Cut to tax relief results in Barclays upping rental cover ratio

From 7th December Barclays (Woolwich) will increase its rental cover ratio from 125% to 135% for all new buy to let mortgage applicants.

As announced in the Summer Budget, the government will phase out higher rates of tax relief over a period of four years when instead, the basic rate of 20% will apply.

Barclays believes that landlords may incur higher costs as a result of this change in tax regime and has amended its affordability calculation accordingly.

In a statement Barclays said:

"As a responsible lender, Barclays wants to ensure that our aspiring landlord customers can afford the increase in tax liability once these changes come into force.

"The increase in the rental cover ratio will ensure we protect our new customers as they look to invest in buy to let in the long term."

There will be no other changes to the affordability calculation. The current affordability rate will remain at 5.79%.

Barclays changed its affordability criteria earlier in the year, allowing applicants to use personal disposable income to make up any shortfall in rental cover calculation.
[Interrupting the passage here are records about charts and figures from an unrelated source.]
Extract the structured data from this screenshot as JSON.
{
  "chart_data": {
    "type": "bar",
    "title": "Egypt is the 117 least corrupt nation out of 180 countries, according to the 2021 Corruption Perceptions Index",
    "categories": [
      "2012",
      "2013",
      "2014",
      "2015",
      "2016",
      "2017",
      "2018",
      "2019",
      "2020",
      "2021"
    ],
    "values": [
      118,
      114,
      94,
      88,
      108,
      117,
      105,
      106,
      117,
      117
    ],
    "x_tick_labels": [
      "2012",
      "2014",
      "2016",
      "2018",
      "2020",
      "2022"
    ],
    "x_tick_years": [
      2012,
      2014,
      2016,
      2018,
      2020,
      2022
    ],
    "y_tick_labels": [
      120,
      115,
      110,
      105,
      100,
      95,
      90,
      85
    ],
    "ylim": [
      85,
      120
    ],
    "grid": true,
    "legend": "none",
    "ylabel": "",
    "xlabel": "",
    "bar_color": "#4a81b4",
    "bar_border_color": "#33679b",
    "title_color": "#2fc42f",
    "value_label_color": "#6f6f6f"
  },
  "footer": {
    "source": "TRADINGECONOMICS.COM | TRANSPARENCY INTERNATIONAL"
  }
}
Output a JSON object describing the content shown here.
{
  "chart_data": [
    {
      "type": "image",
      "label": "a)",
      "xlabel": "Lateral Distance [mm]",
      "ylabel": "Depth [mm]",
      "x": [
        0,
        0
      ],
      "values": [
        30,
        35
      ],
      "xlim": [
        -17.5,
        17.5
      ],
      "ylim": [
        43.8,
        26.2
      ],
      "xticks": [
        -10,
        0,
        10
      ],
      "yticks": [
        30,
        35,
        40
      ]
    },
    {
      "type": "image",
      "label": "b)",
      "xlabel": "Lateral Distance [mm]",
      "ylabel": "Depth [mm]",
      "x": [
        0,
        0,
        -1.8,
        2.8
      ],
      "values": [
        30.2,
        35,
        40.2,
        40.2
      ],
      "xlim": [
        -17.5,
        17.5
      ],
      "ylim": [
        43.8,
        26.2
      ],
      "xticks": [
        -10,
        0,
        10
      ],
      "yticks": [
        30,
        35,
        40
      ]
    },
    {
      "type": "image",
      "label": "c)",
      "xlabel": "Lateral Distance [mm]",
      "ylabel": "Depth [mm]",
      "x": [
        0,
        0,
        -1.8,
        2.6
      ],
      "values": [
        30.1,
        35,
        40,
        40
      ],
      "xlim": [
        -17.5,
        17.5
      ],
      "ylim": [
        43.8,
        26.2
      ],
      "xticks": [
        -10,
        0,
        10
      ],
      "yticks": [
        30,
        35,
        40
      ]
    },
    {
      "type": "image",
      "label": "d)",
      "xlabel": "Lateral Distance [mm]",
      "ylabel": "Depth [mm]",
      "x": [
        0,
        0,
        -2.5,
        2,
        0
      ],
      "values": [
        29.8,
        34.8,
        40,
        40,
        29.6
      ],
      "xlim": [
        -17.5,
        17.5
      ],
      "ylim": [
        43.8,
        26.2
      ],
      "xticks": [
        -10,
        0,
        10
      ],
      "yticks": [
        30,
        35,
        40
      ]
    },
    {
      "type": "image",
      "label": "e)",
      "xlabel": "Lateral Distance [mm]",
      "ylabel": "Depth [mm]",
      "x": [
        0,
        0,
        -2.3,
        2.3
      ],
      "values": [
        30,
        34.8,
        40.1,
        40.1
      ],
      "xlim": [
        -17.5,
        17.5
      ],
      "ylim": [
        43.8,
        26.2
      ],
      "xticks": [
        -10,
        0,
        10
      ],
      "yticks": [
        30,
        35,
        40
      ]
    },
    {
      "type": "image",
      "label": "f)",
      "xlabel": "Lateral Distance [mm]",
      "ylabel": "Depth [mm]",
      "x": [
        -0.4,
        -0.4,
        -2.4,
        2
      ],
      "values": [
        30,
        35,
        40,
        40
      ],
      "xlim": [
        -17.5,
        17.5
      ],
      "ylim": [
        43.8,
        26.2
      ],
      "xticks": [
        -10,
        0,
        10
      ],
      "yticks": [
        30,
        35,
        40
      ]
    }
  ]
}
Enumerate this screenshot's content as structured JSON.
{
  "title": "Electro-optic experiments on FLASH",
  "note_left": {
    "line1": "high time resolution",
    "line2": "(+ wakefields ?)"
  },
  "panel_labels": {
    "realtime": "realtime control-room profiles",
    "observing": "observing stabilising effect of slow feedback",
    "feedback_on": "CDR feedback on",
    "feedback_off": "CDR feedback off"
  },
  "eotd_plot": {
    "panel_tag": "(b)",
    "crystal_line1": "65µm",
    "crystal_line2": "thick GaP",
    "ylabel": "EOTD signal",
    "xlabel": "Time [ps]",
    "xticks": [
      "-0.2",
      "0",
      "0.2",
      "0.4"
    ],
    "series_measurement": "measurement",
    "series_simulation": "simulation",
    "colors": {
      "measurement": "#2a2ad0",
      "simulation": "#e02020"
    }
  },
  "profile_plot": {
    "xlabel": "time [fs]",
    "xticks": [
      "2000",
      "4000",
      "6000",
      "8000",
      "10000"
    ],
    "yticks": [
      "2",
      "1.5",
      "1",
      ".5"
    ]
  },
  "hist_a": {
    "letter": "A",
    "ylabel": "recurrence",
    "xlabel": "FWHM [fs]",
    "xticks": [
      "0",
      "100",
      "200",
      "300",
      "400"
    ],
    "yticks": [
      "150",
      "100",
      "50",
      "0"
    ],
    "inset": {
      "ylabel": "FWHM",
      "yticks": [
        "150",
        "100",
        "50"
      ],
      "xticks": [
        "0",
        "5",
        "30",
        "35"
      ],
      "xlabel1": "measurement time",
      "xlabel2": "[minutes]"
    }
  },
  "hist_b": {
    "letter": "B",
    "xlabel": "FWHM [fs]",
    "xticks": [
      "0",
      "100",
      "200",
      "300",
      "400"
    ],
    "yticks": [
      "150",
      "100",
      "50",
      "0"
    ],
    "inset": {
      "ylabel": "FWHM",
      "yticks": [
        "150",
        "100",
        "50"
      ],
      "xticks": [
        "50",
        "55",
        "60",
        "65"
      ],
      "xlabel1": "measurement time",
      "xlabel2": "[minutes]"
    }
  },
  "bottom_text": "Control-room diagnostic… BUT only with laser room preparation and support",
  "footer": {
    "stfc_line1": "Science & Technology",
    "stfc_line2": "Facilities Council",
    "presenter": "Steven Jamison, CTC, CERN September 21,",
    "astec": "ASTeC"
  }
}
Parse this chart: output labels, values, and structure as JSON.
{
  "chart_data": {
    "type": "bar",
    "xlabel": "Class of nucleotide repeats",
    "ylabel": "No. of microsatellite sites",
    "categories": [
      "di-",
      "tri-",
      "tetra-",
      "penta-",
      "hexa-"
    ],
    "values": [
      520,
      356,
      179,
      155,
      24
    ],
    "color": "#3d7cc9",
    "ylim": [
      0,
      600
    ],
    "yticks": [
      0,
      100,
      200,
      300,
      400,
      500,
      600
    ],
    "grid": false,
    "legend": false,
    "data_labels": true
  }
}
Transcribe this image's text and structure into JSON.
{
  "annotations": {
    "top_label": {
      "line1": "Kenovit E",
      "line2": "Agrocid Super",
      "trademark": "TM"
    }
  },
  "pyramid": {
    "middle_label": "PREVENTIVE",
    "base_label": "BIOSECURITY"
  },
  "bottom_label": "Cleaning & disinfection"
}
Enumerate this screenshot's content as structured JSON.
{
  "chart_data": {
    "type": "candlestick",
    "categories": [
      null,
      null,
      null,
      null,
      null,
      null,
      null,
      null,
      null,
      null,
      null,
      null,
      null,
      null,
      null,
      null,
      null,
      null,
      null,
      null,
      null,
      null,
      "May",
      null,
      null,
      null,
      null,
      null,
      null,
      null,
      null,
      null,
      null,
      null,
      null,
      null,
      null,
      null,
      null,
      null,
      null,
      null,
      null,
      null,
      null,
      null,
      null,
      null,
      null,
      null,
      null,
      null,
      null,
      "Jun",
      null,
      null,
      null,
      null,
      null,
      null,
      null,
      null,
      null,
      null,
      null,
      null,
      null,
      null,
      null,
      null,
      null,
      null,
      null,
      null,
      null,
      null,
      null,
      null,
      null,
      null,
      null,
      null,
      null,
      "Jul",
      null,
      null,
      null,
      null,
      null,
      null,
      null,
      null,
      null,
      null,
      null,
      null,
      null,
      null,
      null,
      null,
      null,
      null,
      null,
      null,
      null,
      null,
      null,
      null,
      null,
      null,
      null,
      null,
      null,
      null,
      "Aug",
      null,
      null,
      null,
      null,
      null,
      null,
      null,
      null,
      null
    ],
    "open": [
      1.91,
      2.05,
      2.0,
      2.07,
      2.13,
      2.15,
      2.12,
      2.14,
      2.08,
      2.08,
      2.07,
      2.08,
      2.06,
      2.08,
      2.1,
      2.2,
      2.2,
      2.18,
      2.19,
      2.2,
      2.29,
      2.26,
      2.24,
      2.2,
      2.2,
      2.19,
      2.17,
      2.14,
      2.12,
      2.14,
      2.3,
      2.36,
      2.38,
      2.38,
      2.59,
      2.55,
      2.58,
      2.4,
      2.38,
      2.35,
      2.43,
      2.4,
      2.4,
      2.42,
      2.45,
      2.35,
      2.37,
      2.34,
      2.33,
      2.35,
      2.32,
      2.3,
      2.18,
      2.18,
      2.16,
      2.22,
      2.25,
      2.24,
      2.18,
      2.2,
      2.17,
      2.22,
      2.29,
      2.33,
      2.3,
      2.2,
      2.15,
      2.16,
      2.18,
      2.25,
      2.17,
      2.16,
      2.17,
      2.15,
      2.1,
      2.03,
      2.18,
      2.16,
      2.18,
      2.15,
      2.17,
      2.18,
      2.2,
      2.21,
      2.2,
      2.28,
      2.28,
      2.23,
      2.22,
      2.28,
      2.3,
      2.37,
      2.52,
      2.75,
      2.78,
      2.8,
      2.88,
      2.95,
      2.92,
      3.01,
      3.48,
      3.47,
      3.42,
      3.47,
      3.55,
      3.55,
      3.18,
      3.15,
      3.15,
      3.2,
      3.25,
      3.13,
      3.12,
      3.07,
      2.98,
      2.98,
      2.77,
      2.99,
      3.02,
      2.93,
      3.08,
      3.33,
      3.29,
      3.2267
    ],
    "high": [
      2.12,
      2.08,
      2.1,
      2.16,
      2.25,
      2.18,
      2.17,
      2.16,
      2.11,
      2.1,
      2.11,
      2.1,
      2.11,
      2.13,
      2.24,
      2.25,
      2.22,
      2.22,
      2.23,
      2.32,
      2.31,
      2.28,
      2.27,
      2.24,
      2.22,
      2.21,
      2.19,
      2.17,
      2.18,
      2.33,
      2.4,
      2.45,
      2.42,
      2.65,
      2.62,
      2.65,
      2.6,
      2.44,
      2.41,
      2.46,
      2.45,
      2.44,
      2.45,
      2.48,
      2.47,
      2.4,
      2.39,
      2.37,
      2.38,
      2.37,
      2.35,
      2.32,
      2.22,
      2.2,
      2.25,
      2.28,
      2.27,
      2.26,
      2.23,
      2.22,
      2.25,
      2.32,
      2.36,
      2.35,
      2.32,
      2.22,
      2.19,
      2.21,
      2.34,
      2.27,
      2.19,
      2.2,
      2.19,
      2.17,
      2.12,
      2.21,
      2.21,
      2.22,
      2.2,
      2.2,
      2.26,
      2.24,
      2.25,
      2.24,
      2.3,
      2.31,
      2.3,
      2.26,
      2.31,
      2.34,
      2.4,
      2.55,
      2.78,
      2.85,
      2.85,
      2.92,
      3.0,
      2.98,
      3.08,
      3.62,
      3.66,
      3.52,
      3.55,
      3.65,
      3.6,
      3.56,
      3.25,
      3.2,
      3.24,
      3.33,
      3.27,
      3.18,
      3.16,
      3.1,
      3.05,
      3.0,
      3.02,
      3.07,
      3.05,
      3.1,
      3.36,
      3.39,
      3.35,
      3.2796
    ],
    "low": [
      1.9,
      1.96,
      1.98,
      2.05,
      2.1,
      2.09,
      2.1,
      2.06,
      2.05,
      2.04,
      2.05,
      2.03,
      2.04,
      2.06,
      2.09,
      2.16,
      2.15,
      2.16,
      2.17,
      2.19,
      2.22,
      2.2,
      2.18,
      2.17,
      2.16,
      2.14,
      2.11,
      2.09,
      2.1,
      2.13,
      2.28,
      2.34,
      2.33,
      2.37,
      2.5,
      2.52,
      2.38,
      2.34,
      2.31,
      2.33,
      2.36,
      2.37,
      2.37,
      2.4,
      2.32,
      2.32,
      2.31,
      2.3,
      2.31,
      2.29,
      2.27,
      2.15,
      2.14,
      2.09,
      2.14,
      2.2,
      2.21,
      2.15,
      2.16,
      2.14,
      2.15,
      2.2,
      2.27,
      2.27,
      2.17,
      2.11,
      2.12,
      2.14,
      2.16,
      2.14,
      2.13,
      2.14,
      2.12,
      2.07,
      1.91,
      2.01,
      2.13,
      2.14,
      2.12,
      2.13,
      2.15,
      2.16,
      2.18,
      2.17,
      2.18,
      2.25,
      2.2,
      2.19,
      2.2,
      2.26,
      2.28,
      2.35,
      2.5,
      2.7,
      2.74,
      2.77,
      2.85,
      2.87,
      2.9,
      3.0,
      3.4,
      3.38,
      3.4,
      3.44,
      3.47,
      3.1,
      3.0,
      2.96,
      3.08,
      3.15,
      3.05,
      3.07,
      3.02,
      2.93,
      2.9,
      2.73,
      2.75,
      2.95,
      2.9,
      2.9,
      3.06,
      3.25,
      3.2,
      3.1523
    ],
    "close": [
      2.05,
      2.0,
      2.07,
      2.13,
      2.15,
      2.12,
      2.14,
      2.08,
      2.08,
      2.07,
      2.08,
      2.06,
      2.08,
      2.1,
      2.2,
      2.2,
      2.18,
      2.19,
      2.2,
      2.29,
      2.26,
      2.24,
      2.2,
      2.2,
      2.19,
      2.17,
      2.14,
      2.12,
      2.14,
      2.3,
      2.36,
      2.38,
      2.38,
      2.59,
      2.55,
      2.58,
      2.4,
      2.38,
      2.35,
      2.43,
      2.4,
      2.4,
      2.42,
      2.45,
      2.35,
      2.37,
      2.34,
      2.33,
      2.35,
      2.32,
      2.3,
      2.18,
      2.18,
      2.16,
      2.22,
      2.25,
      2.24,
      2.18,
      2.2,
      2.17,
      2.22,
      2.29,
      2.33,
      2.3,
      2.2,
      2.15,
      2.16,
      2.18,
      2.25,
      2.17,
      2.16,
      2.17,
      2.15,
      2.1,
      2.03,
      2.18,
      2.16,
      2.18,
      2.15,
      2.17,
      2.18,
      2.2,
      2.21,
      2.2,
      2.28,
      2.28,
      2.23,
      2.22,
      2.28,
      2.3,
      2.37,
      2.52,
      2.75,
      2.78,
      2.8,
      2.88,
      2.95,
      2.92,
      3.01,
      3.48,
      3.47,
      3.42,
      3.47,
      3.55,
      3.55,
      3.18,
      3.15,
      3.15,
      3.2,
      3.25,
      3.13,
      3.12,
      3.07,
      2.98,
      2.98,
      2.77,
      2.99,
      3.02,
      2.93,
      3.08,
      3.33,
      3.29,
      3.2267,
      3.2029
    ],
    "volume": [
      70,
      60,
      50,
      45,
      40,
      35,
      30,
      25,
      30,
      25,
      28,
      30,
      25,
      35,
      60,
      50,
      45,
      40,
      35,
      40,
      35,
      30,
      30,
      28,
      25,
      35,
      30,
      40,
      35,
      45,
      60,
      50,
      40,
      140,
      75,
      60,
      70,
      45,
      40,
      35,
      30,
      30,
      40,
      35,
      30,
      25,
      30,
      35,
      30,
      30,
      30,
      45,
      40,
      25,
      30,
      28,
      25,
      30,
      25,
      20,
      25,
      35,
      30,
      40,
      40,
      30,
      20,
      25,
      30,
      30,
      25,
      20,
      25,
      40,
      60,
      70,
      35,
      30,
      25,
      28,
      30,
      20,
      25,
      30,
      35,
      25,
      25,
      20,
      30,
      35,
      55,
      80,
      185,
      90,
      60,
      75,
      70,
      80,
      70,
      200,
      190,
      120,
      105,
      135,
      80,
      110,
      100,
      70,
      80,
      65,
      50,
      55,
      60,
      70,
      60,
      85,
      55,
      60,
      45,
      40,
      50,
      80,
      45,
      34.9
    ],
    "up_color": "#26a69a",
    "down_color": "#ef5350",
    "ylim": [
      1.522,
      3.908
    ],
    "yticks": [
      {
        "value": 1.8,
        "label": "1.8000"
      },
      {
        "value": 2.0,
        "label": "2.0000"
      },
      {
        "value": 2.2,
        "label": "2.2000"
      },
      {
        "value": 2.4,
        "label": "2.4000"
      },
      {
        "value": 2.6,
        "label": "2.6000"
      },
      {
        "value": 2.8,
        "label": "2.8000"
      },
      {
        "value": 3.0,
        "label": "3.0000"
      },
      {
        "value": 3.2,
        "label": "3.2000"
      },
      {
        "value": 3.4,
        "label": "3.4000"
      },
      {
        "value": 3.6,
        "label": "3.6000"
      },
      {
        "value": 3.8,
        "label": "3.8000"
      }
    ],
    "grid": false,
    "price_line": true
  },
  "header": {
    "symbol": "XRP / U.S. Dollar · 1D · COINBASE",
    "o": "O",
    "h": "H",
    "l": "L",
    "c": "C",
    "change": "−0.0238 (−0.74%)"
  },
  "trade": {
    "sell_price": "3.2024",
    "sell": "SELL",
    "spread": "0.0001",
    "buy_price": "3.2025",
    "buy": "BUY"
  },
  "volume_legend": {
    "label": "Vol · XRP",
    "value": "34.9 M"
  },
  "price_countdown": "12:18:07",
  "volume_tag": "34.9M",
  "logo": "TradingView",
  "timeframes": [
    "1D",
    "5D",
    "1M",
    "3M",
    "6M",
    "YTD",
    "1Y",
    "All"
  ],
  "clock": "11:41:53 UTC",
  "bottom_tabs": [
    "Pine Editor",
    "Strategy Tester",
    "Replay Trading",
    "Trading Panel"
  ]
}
Jeni Browne, Head of Residential and Buy to Let Lending, Mortgages for Business, said:

‘This may well be the the start of an industry-wide shift in lending criteria and calculations. It is prudent to prepare for the upcoming change to tax relief and we would advise buyers to seek professional advice before making any new commitments. It is equally important to discuss individual circumstances with an accountant or tax adviser to ensure investments are safe-guarded for the future.’

All existing background buy to let and permission to let mortgages will continue to be assessed at 125% as part of the overall affordability calculation.

Similarly, existing Barclays buy to let customers looking to switch rates will be unaffected by this change.

Applications submitted prior to 7th December will be assessed using the current criteria.